|People ascending and descending the 450' dune at Sleeping Bear Dunes, Michigan.|
Jesus actively attends to:
- People whose bodies or minds don't work correctly.
- People who have been screwed up by their own inner propensity to screw things up.
- People who trade purity for impurity.
- People who are ugly, or frightening, or boring, or incomprehensible, or dangerous.
- People who are not "like us" (whoever "we" happen to be).
All of the above applies to me! Yet I have Jesus' attention.
Love does not use people; therefore Jesus did not treat people as a means to some other end. The person who calls and asks "How are you today?" isn't interested in how I am today, but is trying to sell me something. Jesus isn't trying to sell anything.

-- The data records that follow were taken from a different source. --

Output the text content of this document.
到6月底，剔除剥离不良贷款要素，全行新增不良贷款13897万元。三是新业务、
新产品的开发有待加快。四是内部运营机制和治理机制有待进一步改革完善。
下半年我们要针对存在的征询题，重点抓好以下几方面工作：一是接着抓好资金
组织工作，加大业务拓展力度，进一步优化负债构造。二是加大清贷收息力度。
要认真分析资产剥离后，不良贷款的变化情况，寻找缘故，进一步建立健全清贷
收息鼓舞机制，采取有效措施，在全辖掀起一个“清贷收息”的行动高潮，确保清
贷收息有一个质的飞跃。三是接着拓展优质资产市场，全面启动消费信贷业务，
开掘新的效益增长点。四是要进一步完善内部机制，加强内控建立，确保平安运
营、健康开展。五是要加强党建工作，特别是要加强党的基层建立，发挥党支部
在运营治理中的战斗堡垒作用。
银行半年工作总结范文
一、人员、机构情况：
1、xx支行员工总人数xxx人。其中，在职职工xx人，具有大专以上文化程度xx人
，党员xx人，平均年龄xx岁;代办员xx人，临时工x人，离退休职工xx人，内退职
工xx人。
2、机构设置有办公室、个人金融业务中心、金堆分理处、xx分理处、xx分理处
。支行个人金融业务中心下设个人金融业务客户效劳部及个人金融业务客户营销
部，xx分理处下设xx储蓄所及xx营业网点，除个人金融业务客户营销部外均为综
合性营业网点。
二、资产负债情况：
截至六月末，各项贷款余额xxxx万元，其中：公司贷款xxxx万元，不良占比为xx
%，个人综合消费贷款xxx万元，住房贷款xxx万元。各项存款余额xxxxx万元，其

Jesus "is never recorded as saying no to anyone. Anyone can claim his time, if they can find a way to him through the crowd, and when someone does, whatever their reason is, he speaks to them as if the dust and the noise and the reaching hands had receded and nothing else were going on in the wide world but he and they talking. All his conversations seem to be personal."
- Spufford, 128
When Jesus counsels the rich man to give away all his things he's not doing this to alienate him; this is Jesus' real prescription for the man's problems.
Jesus "seems to know the names of strangers without asking. He knows things about their histories too. One by one, as they get their moment with him, they are each vividly, substantially present to him. They matter. They matter in themselves. They are not means to an end ." (Ib., 129) Jesus is not some schmoozing politician trying to get votes.
For Jesus "it is not a good day for him when he wins lots of new followers, or a bad day for him when he doesn’t. Yeshua’s sense of people is not additive. More is not better. Each person in front of him is, for that moment, the one missing sheep." (Ib.)
And, writes Spufford, Jesus "is never disgusted. He never says that anything— anyone— is too dirty to be touched. That anyone is too lost to be found. Even in situations where there seem to be no grounds for human hope, he will not agree that hope is gone beyond recall . Wreckage may be written into the logic of the world, but he will not agree that it is all there is. He says, more can be mended than you fear. Far more can be mended than you know." (Ib.)